NOTICE: This is an archived press release. Information contained on this page may be outdated. Please refer to our latest press releases for up-to-date information.

Post date: September 21 2000

Former Nurse Admits Stealing Powerful Narcotics From Clinton County Hospital's E.r.

Attorney General Spitzer today announced that a former registered nurse at Champlain Valley Physician's Hospital (CVPH) in Plattsburgh has pleaded guilty to charges of stealing powerful narcotic painkillers for his own use and then falsifying the hospital's records to conceal the thefts.

Appearing earlier this week before Clinton County Judge Patrick McGill, Edward Fowler pleaded guilty to the felony crime of Falsifying Business Records in the First Degree, and one count each of Petit Larceny and Criminal Possession of a Controlled Substance in the Seventh Degree, both Class A misdemeanors.

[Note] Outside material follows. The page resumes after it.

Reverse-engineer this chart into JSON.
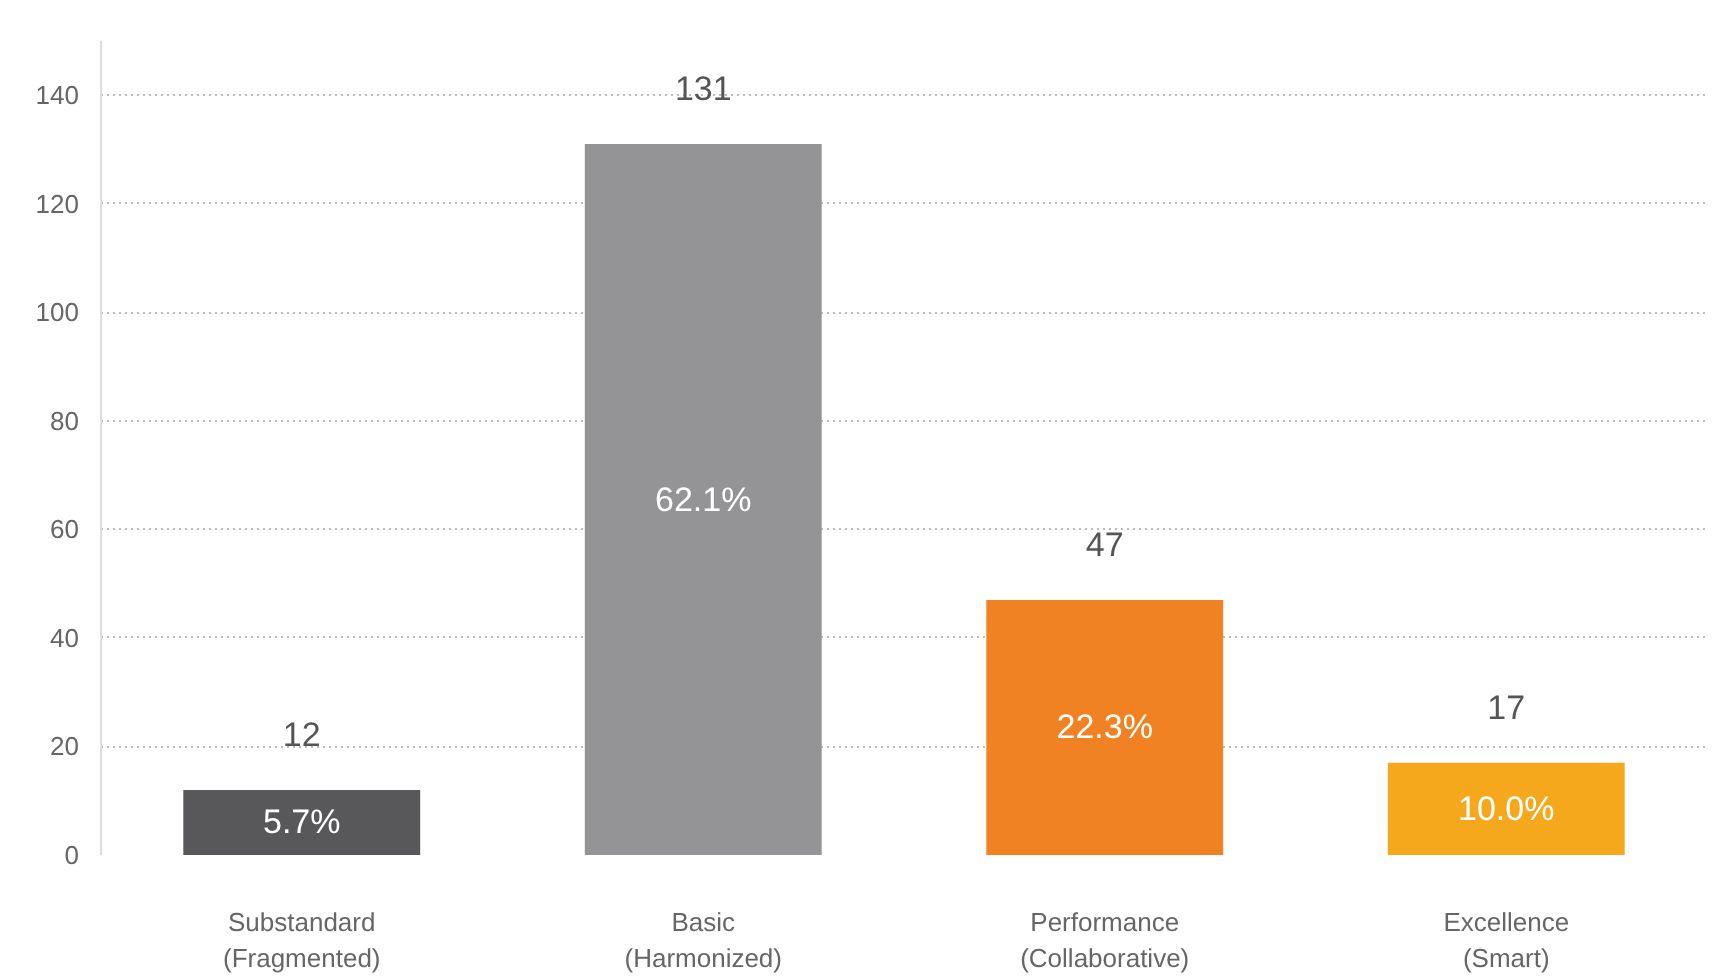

Following his plea, Fowler was sentenced to six months in jail and five years' probation on the felony charge and two months in jail on each of the misdemeanors, to run concurrently with the felony jail time. He was immediately remanded.

"When patients are brought to a hospital's emergency room, they put their lives and trust in the hands of nurses and other health care staff," said Spitzer. "For employees entrusted with such critical responsibilities to abuse drugs is inexcusable and could very well put patients' lives at risk. This conviction sends a clear message to all health care workers that my Medicaid Fraud Control Unit will continue to aggressively ferret out such criminal activity, and that prosecution will be swift and encompass the full measure of the law."

Between May and December 1999, Fowler stole various controlled medications - including morphine and methadone - from CVPH. The drugs, in both injectable and tablet form, were obtained from the hospital's pharmacy department or the emergency room's locked narcotics cabinet.

In order to conceal the thefts, Fowler falsified hospital records to indicate that the drugs had been ordered by physicians for the treatment of E.R. patients. In most cases, the drugs were either never ordered, the patients were not in the E.R. on the date specified, or the dosage was incorrect.

For example, on October 20, 1999, Fowler removed a total of six vials of Versid from the E.R.'s narcotics cabinet, falsely indicating each time that the drug had been ordered by a physician for a specific E.R. patient. That same day, Fowler removed a vial containing 10 mg. of IV morphine sulfate from the E.R.'s narcotics cabinet and after administering only 2 mg. to a patient under his care, he kept the remaining 8 mg. for his own use.

A dazed and incoherent Fowler was observed later in the day in the E.R. clutching a vial of Versid and trying to make an entry in the E.R.'s narcotic log computer program. The hospital sent him home on administrative leave and began an investigation.

Four days later, Fowler, while still on leave, appeared at CVPH dressed in hospital scrubs and signed out narcotics for patients who were no longer in the hospital. Even after he surrendered his nursing license on December 3, 1999, Fowler repeatedly went back to the hospital in his E.R. uniform and signed out controlled drugs from the pharmacy, claiming that they were for hospital patients.

Fowler, 31, lives at 2111 Pony Farm Road, Jacksonville, North Carolina. He formerly lived at 77 Sand Road in Morrisonville, New York. Fowler worked at the hospital from August 1993 to October 1999. He was a registered nurse in New York State from 1991 to December 3, 1999.

The case was prosecuted by Special Assistant Attorney General John M. Meekins, Regional Director of the Albany Regional Office of Spitzer's Medicaid Fraud Control Unit. All cases are handled under the direct supervision of Deputy Attorney General Jos? Maldonado.